> How the formal definition works... I'm not sure how a linear combination constructed in a certain way can tell you the variables are independent or not.
Perhaps a more intutive definition of linear dependence is as follows:
A set of vectors is linearly dependent if **one of its vectors is a linear combination of the other vectors**.
In other words, one of its vectors "depends linearly" on the other vectors. This definition can be deduced from the formal definition:
If $\{ \mathbf{v}_1, \dots, \mathbf{v}_n \}$ is linearly dependent, then there exists some non-zero $\alpha_1, \dots, \alpha_n$ such that
$$ \alpha_1 \mathbf{v}_1 + \alpha_2 \mathbf{v}_2 + \dots + \alpha_n \mathbf{v}_n = \mathbf{0} $$
Without loss of generality, suppose $\alpha_1 \neq 0$ then we have
$$ \mathbf{v}_1 = - \frac{\alpha_2}{\alpha_1} \mathbf{v}_2 - \dots - \frac{\alpha_n}{\alpha_1} \mathbf{v}_n $$
So $\mathbf{v}_1$ is a linear combination of the other vectors.

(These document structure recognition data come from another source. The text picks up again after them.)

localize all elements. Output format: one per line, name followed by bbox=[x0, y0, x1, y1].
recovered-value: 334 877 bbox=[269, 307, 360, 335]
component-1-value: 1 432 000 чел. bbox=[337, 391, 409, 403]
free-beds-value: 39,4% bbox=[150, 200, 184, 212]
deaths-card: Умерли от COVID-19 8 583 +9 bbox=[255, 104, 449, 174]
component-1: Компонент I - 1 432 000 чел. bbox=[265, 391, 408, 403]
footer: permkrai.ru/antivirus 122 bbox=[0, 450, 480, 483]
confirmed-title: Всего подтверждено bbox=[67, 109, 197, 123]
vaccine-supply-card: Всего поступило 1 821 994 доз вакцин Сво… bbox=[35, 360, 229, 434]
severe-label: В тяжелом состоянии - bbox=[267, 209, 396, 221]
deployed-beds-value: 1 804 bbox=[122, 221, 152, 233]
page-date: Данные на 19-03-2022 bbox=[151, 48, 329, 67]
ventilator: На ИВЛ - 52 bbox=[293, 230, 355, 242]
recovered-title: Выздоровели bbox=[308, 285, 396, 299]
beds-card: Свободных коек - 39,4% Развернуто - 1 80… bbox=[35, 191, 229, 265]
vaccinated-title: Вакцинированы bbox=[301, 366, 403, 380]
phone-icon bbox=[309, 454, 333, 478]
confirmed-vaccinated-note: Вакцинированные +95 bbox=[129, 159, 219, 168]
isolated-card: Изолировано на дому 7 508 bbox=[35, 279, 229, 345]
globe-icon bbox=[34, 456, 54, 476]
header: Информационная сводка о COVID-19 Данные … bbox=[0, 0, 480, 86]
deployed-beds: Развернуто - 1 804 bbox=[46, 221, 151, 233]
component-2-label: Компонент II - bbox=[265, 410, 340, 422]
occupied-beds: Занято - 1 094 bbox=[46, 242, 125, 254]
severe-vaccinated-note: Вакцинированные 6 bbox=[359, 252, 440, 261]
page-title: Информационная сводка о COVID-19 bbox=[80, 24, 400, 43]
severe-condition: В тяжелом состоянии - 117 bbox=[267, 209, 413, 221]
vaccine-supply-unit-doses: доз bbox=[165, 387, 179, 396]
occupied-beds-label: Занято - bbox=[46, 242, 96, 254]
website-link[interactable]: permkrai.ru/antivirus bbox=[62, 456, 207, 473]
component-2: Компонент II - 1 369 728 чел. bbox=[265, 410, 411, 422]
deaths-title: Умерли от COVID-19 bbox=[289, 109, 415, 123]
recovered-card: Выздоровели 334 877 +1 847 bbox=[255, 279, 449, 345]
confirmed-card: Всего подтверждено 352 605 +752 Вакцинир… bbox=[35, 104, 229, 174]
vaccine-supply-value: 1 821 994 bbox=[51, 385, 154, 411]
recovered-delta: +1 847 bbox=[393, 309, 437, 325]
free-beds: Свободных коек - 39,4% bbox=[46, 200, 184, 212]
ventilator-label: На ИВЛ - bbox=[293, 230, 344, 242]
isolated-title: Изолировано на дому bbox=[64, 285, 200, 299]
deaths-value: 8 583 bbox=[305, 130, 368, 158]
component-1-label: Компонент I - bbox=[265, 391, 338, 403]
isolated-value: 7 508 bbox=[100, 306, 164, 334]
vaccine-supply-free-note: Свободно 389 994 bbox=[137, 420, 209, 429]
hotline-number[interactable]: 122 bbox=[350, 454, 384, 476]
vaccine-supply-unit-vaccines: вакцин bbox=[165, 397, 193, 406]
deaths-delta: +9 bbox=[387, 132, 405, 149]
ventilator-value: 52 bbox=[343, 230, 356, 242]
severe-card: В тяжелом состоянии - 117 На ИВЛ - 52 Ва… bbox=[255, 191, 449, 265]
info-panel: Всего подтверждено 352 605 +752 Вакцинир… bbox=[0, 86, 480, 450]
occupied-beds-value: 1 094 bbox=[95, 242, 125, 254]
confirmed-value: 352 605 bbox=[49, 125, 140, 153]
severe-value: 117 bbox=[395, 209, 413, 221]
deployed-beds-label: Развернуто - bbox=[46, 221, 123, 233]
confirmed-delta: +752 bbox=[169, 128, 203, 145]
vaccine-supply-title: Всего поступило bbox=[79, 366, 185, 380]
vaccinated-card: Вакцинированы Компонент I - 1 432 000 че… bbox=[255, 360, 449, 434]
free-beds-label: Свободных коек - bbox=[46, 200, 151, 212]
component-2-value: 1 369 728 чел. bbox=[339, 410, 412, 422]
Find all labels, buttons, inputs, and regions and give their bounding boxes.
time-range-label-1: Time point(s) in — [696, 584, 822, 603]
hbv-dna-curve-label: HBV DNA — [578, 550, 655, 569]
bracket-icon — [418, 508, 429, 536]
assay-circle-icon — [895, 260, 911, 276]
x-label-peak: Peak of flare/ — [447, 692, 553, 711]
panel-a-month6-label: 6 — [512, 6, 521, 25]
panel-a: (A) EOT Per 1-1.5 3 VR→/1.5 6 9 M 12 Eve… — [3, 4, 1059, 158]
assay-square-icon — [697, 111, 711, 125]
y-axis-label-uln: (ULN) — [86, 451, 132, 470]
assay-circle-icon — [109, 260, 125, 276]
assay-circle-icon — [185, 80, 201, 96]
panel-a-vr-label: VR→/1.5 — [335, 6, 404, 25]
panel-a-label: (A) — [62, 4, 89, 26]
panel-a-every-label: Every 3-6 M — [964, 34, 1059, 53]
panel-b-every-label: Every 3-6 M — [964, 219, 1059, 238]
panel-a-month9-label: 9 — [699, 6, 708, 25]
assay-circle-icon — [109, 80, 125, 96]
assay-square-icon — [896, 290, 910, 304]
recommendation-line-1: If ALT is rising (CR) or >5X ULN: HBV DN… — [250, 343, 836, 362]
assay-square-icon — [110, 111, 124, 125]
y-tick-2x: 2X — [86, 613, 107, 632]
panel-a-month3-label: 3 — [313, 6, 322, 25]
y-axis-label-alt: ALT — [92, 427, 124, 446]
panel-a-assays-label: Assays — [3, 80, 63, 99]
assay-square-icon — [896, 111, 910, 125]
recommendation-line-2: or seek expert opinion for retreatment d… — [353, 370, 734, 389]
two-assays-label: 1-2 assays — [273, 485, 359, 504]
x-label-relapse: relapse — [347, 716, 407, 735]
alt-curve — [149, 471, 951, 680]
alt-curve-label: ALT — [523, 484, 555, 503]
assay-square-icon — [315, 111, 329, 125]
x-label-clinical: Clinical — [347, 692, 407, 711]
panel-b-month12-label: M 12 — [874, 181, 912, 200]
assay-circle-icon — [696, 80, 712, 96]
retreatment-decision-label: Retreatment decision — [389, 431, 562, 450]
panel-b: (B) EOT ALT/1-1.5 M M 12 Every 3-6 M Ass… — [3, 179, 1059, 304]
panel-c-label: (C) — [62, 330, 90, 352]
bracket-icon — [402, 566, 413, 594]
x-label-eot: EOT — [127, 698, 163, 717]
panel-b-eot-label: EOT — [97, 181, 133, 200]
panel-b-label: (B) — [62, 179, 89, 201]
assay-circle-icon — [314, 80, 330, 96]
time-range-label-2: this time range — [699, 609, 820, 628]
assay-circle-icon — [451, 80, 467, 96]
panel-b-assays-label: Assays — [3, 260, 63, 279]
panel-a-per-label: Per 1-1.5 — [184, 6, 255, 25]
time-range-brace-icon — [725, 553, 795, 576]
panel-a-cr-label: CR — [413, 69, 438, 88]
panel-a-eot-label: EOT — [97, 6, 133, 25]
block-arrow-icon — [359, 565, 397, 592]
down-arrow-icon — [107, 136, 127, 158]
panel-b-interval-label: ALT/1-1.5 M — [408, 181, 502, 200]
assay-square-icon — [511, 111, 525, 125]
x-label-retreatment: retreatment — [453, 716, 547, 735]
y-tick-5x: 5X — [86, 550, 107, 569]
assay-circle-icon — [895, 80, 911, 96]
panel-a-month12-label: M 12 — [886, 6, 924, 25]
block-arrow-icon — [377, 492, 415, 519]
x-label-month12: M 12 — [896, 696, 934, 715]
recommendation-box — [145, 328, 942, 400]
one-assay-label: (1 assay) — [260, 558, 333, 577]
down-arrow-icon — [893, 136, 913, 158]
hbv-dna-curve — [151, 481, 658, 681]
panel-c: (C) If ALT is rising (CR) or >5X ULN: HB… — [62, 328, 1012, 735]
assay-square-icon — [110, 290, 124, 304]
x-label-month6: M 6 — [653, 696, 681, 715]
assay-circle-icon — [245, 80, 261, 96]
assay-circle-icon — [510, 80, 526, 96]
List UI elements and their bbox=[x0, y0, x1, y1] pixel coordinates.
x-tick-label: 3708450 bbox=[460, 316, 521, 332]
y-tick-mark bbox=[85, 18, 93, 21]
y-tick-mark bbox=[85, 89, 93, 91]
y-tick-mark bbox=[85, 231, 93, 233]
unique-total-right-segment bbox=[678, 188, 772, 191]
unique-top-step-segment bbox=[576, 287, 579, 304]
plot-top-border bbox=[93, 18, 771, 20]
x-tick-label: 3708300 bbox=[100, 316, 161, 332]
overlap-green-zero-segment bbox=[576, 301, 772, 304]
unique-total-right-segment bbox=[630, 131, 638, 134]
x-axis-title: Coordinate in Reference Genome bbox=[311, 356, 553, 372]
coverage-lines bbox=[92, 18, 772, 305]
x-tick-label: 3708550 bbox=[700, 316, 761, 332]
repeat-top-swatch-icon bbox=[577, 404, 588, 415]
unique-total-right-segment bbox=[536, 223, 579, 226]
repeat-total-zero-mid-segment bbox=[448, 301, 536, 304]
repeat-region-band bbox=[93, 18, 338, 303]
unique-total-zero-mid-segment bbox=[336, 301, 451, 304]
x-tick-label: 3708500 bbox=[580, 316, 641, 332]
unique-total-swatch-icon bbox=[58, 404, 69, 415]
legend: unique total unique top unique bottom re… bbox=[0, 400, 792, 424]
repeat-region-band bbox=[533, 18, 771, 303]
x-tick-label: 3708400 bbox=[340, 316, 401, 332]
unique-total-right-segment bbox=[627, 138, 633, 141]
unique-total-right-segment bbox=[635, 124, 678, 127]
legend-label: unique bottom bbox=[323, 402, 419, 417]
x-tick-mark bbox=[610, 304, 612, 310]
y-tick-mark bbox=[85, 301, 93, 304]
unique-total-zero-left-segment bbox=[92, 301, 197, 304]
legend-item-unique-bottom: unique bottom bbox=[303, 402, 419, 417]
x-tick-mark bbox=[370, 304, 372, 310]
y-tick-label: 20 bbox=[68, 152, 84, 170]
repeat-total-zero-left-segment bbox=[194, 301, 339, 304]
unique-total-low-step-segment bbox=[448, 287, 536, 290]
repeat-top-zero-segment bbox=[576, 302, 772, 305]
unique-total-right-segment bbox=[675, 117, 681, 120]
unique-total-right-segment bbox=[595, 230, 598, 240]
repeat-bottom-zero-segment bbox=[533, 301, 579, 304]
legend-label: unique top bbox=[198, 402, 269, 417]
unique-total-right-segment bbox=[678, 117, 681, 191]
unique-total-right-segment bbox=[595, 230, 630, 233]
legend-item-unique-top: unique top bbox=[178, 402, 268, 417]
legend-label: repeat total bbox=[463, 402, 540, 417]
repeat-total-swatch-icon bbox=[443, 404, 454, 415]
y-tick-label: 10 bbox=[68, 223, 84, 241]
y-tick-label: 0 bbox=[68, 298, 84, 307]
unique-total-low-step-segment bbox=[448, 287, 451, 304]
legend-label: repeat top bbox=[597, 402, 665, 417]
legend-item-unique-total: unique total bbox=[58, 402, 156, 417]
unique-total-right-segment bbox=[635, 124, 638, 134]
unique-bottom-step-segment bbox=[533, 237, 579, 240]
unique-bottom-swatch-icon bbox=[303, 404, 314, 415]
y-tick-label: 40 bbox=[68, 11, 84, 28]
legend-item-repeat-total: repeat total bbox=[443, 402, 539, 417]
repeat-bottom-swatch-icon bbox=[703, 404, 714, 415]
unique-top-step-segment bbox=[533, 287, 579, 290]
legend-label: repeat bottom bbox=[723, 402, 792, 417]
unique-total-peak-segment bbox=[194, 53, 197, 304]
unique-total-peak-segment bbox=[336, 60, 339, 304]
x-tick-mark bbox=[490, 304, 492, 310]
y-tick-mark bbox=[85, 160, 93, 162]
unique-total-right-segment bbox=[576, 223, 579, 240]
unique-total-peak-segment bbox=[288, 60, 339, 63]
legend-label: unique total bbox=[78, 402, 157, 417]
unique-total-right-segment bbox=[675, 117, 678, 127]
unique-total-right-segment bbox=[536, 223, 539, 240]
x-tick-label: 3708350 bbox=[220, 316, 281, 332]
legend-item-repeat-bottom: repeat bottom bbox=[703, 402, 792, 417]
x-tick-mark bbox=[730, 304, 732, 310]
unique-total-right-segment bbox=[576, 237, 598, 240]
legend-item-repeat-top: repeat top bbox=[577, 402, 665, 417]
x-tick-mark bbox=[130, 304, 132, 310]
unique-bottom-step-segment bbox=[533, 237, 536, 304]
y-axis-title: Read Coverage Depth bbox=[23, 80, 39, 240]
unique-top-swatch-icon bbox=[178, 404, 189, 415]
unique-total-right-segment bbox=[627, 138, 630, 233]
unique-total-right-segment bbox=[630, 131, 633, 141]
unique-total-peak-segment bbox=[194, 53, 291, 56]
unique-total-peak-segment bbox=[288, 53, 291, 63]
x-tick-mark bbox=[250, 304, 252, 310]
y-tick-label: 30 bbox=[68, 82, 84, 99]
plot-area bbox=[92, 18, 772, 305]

> Why set the linear combination equations to $\mathbf{0}$. I don't see how setting to zero helps determine independence or not.
In the proof above, we did not set the right-hand side to zero. It is zero only because everything is moved to the left-hand side.
> Why choose $\alpha_k$ to be non-zero in one case. It seems arbitrary.
In the proof above, we need not work with $\alpha_1$. We could have chosen any non-zero $\alpha_k$ to show that $\mathbf{v}_k$ is a linear combination of the other vectors.